She found her old nurse in the kitchen, resting after an arduous day. Gertrudis, the famous cook "loaned" for the summer by a neighboring ranch, was mixing something mysterious in a wooden bowl, while her granddaughter Juanita, a nut-brown beauty, pirouetted about the room, showing off her new rosettes in a Spanish dance.
Blue Bonnet clapped her hands. "That's a pretty step, Juanita,--will you teach it to me some day?"
"Si, Se?orita," she assented eagerly, showing all her white teeth in a delighted smile. "It is the cachucha."
"The girls will all want to learn it," Blue Bonnet assured her. She draw Benita into the dining-room and then gave her a hearty squeeze. "Everything's just lovely, you old dear," she cried. "The girls are crazy about the nursery, and they think you are the dearest ever!"
Benita's wrinkled face beamed. "If the Se?orita is pleased, old Benita is happy," she said deprecatingly.
"Benita, I missed you dreadfully, off there in Woodford.

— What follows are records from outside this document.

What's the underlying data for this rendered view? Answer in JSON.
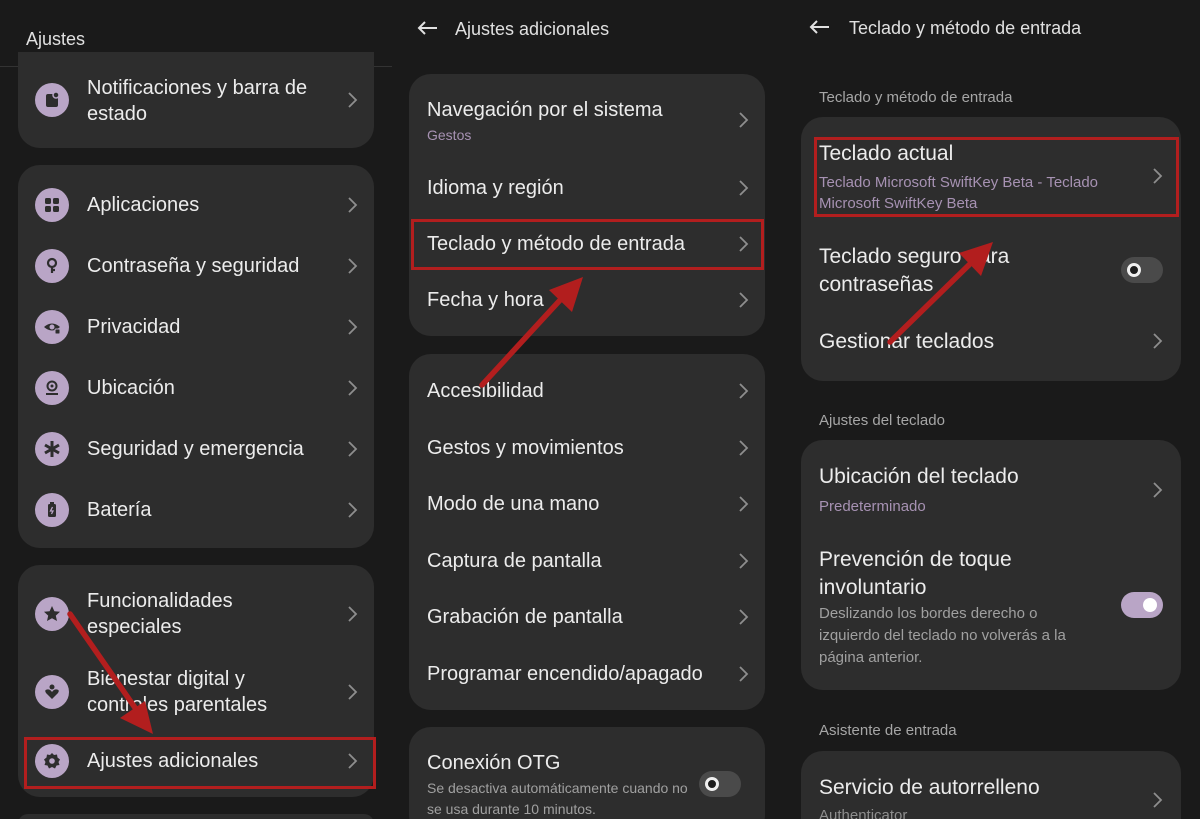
{
  "colors": {
    "background": "#1a1a1a",
    "card": "#2d2d2d",
    "accent": "#b9a5c6",
    "subtitle": "#a792b3",
    "highlight": "#b21e1e"
  },
  "panel1": {
    "title": "Ajustes",
    "items": [
      {
        "label": "Notificaciones y barra de estado",
        "icon": "notification-icon"
      },
      {
        "label": "Aplicaciones",
        "icon": "apps-icon"
      },
      {
        "label": "Contraseña y seguridad",
        "icon": "key-icon"
      },
      {
        "label": "Privacidad",
        "icon": "privacy-eye-icon"
      },
      {
        "label": "Ubicación",
        "icon": "location-icon"
      },
      {
        "label": "Seguridad y emergencia",
        "icon": "emergency-icon"
      },
      {
        "label": "Batería",
        "icon": "battery-icon"
      },
      {
        "label": "Funcionalidades especiales",
        "icon": "star-icon"
      },
      {
        "label": "Bienestar digital y controles parentales",
        "icon": "wellbeing-icon"
      },
      {
        "label": "Ajustes adicionales",
        "icon": "gear-icon"
      }
    ]
  },
  "panel2": {
    "title": "Ajustes adicionales",
    "items": [
      {
        "label": "Navegación por el sistema",
        "subtitle": "Gestos"
      },
      {
        "label": "Idioma y región"
      },
      {
        "label": "Teclado y método de entrada"
      },
      {
        "label": "Fecha y hora"
      },
      {
        "label": "Accesibilidad"
      },
      {
        "label": "Gestos y movimientos"
      },
      {
        "label": "Modo de una mano"
      },
      {
        "label": "Captura de pantalla"
      },
      {
        "label": "Grabación de pantalla"
      },
      {
        "label": "Programar encendido/apagado"
      },
      {
        "label": "Conexión OTG",
        "description": "Se desactiva automáticamente cuando no se usa durante 10 minutos.",
        "toggle": false
      }
    ]
  },
  "panel3": {
    "title": "Teclado y método de entrada",
    "sections": [
      {
        "header": "Teclado y método de entrada"
      },
      {
        "header": "Ajustes del teclado"
      },
      {
        "header": "Asistente de entrada"
      }
    ],
    "items": [
      {
        "label": "Teclado actual",
        "subtitle": "Teclado Microsoft SwiftKey Beta - Teclado Microsoft SwiftKey Beta"
      },
      {
        "label": "Teclado seguro para contraseñas",
        "toggle": false
      },
      {
        "label": "Gestionar teclados"
      },
      {
        "label": "Ubicación del teclado",
        "subtitle": "Predeterminado"
      },
      {
        "label": "Prevención de toque involuntario",
        "description": "Deslizando los bordes derecho o izquierdo del teclado no volverás a la página anterior.",
        "toggle": true
      },
      {
        "label": "Servicio de autorrelleno",
        "subtitle": "Authenticator"
      }
    ]
  }
}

I had to make my own bed and do my own mending!"
Benita gave an odd little sound of distress. "But Benita will do it now," she urged anxiously.
"You'll have to get around Grandmother then, Benita,--I can't."

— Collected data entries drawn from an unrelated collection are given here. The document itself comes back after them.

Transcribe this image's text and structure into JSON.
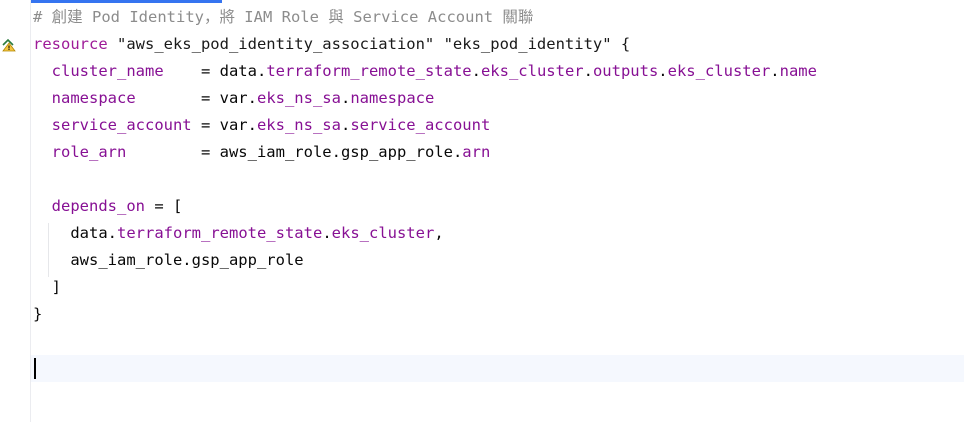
{
  "editor": {
    "lines": [
      {
        "tokens": [
          {
            "t": "# 創建 Pod Identity，將 IAM Role 與 Service Account 關聯",
            "c": "c-comment"
          }
        ]
      },
      {
        "tokens": [
          {
            "t": "resource",
            "c": "c-kw"
          },
          {
            "t": " \"aws_eks_pod_identity_association\" \"eks_pod_identity\" {",
            "c": "c-str2"
          }
        ]
      },
      {
        "tokens": [
          {
            "t": "  cluster_name",
            "c": "c-prop"
          },
          {
            "t": "    = data.",
            "c": "c-plain"
          },
          {
            "t": "terraform_remote_state",
            "c": "c-attr"
          },
          {
            "t": ".",
            "c": "c-plain"
          },
          {
            "t": "eks_cluster",
            "c": "c-attr"
          },
          {
            "t": ".",
            "c": "c-plain"
          },
          {
            "t": "outputs",
            "c": "c-attr"
          },
          {
            "t": ".",
            "c": "c-plain"
          },
          {
            "t": "eks_cluster",
            "c": "c-attr"
          },
          {
            "t": ".",
            "c": "c-plain"
          },
          {
            "t": "name",
            "c": "c-attr"
          }
        ]
      },
      {
        "tokens": [
          {
            "t": "  namespace",
            "c": "c-prop"
          },
          {
            "t": "       = var.",
            "c": "c-plain"
          },
          {
            "t": "eks_ns_sa",
            "c": "c-attr"
          },
          {
            "t": ".",
            "c": "c-plain"
          },
          {
            "t": "namespace",
            "c": "c-attr"
          }
        ]
      },
      {
        "tokens": [
          {
            "t": "  service_account",
            "c": "c-prop"
          },
          {
            "t": " = var.",
            "c": "c-plain"
          },
          {
            "t": "eks_ns_sa",
            "c": "c-attr"
          },
          {
            "t": ".",
            "c": "c-plain"
          },
          {
            "t": "service_account",
            "c": "c-attr"
          }
        ]
      },
      {
        "tokens": [
          {
            "t": "  role_arn",
            "c": "c-prop"
          },
          {
            "t": "        = aws_iam_role.gsp_app_role.",
            "c": "c-plain"
          },
          {
            "t": "arn",
            "c": "c-attr"
          }
        ]
      },
      {
        "tokens": []
      },
      {
        "tokens": [
          {
            "t": "  depends_on",
            "c": "c-prop"
          },
          {
            "t": " = [",
            "c": "c-plain"
          }
        ]
      },
      {
        "tokens": [
          {
            "t": "    data.",
            "c": "c-plain"
          },
          {
            "t": "terraform_remote_state",
            "c": "c-attr"
          },
          {
            "t": ".",
            "c": "c-plain"
          },
          {
            "t": "eks_cluster",
            "c": "c-attr"
          },
          {
            "t": ",",
            "c": "c-plain"
          }
        ]
      },
      {
        "tokens": [
          {
            "t": "    aws_iam_role.gsp_app_role",
            "c": "c-plain"
          }
        ]
      },
      {
        "tokens": [
          {
            "t": "  ]",
            "c": "c-plain"
          }
        ]
      },
      {
        "tokens": [
          {
            "t": "}",
            "c": "c-plain"
          }
        ]
      },
      {
        "tokens": []
      },
      {
        "tokens": [],
        "current": true
      }
    ]
  },
  "gutter": {
    "icon": "warning-icon"
  },
  "colors": {
    "accent": "#3574f0",
    "current_line": "#f5f8fe"
  },
  "progress": {
    "fraction": 0.23
  }
}
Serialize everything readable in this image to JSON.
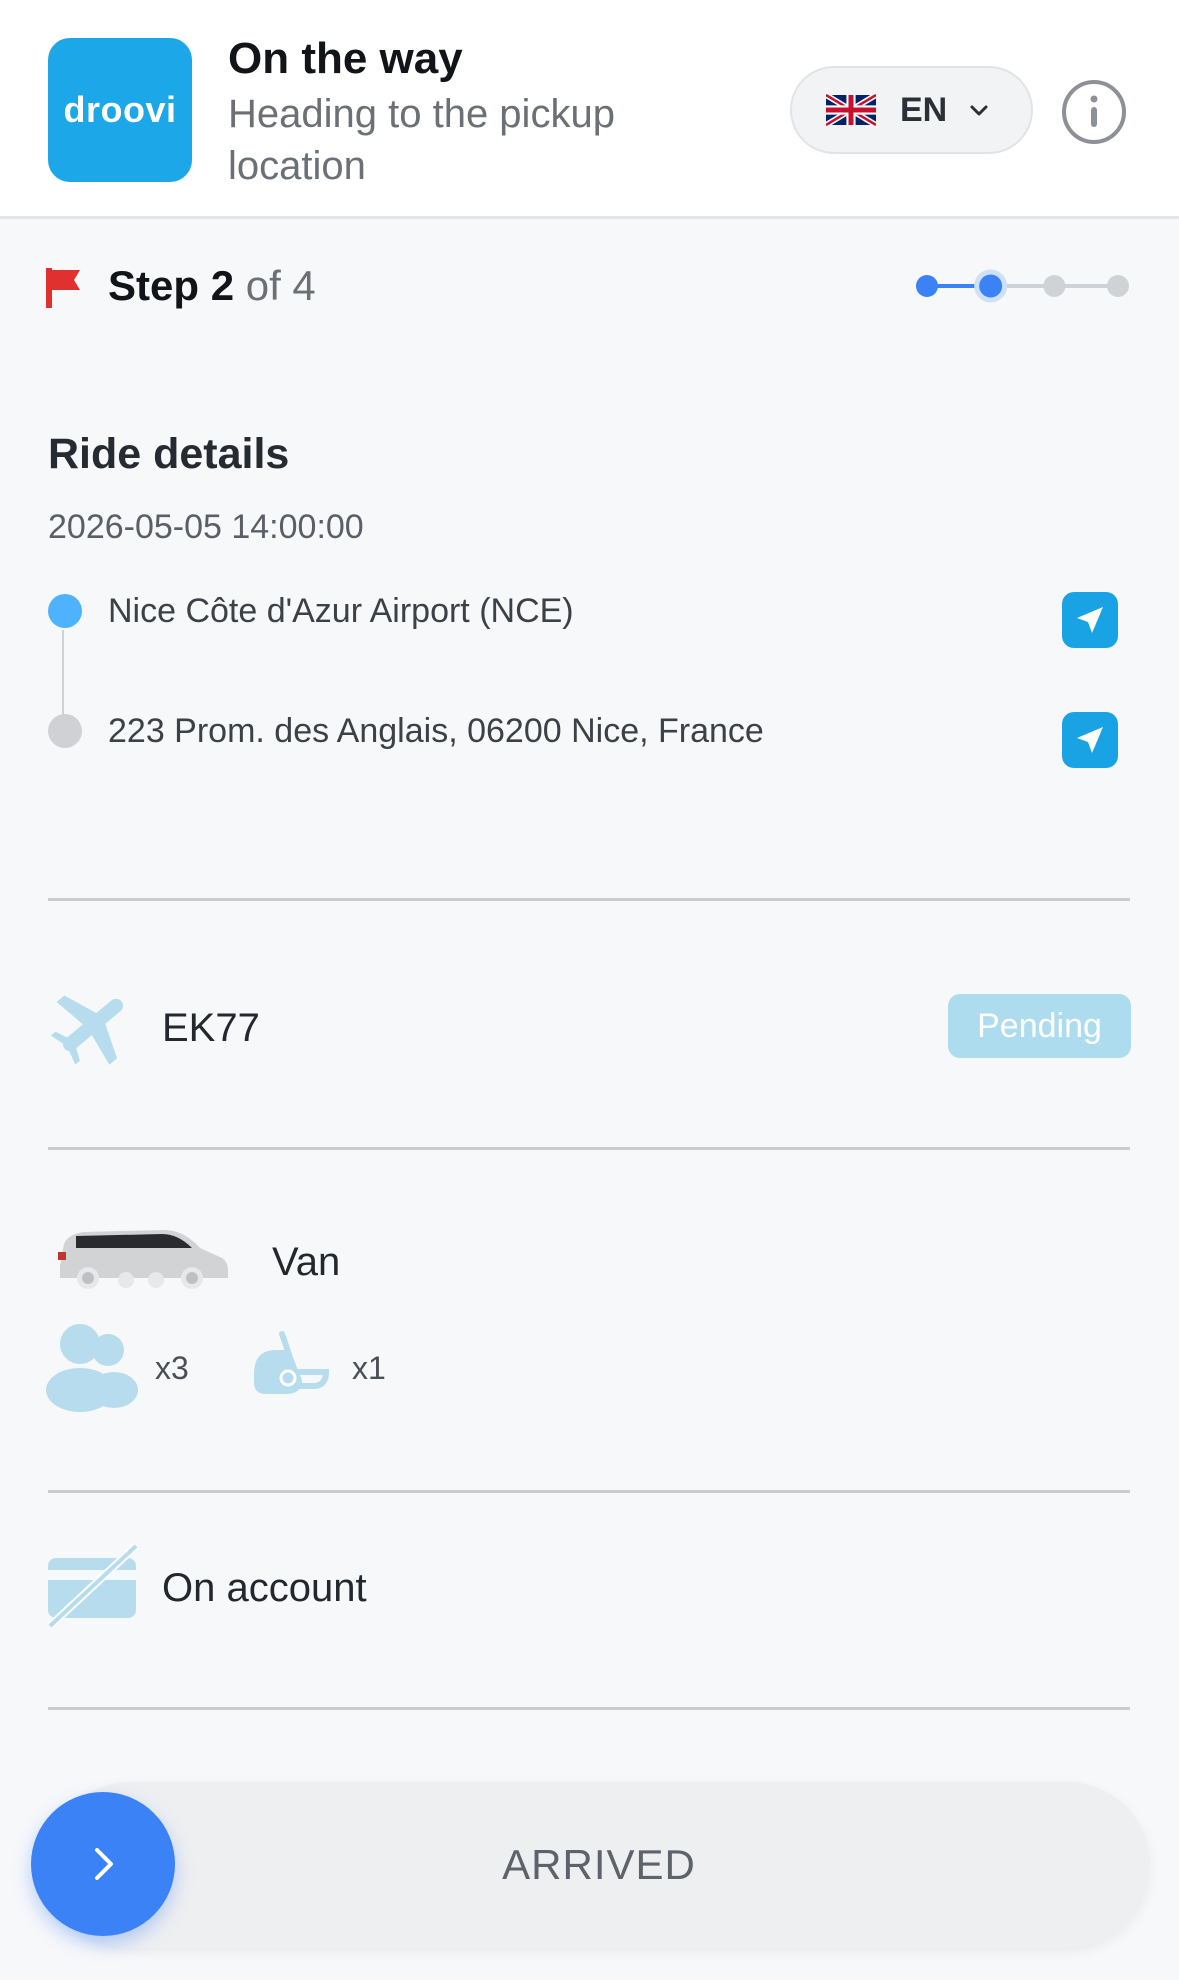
{
  "header": {
    "logo_text": "droovi",
    "title": "On the way",
    "subtitle": "Heading to the pickup location",
    "language": {
      "code": "EN",
      "flag": "uk-flag-icon"
    },
    "info_icon": "info-icon"
  },
  "step": {
    "label": "Step",
    "current": "2",
    "of_text": "of 4",
    "total": 4,
    "current_index": 2,
    "flag_icon": "red-flag-icon",
    "active_color": "#3b82f6",
    "inactive_color": "#cfd3d8"
  },
  "ride": {
    "title": "Ride details",
    "datetime": "2026-05-05 14:00:00",
    "pickup": "Nice Côte d'Azur Airport (NCE)",
    "dropoff": "223 Prom. des Anglais, 06200 Nice, France"
  },
  "flight": {
    "number": "EK77",
    "status": "Pending",
    "icon": "airplane-icon"
  },
  "vehicle": {
    "type": "Van",
    "passengers": "x3",
    "child_seats": "x1",
    "icons": [
      "van-icon",
      "passengers-icon",
      "child-seat-icon"
    ]
  },
  "payment": {
    "method": "On account",
    "icon": "no-card-icon"
  },
  "action": {
    "label": "ARRIVED",
    "icon": "chevron-right-icon"
  },
  "colors": {
    "brand": "#1ba7e8",
    "accent": "#3b82f6",
    "icon_light": "#b6dced",
    "badge_bg": "#aedcef"
  }
}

"The Se?ora is kind--" Benita began.
"--but firm," added Blue Bonnet. "I leave her to you!"
It was so late before the girls finally settled down into their respective corners, that it seemed only about five minutes before they were awakened at daybreak by the most terrific tumult that ever smote the ears of slumbering innocence.
Bang, bang! Boom, crash, bang! Shouts, yells, wild Comanche-like cries rent the ear, and punctuated the incessant booming that shook even the thick adobe walls of the nursery.
Four terrified faces were raised simultaneously from four white beds, and four voices in chorus whispered: "What is it?" No one dared stir.
Suddenly the door was burst open and in sprang a white-robed figure, hair flying, eyes wide with terror. Straight to Blue Bonnet's bed the spectre flew and leaped into the middle of it with a plump that made its occupant gasp.
"Oh, girls, it's Indians!" wailed the newcomer; and then they saw that it was Sarah.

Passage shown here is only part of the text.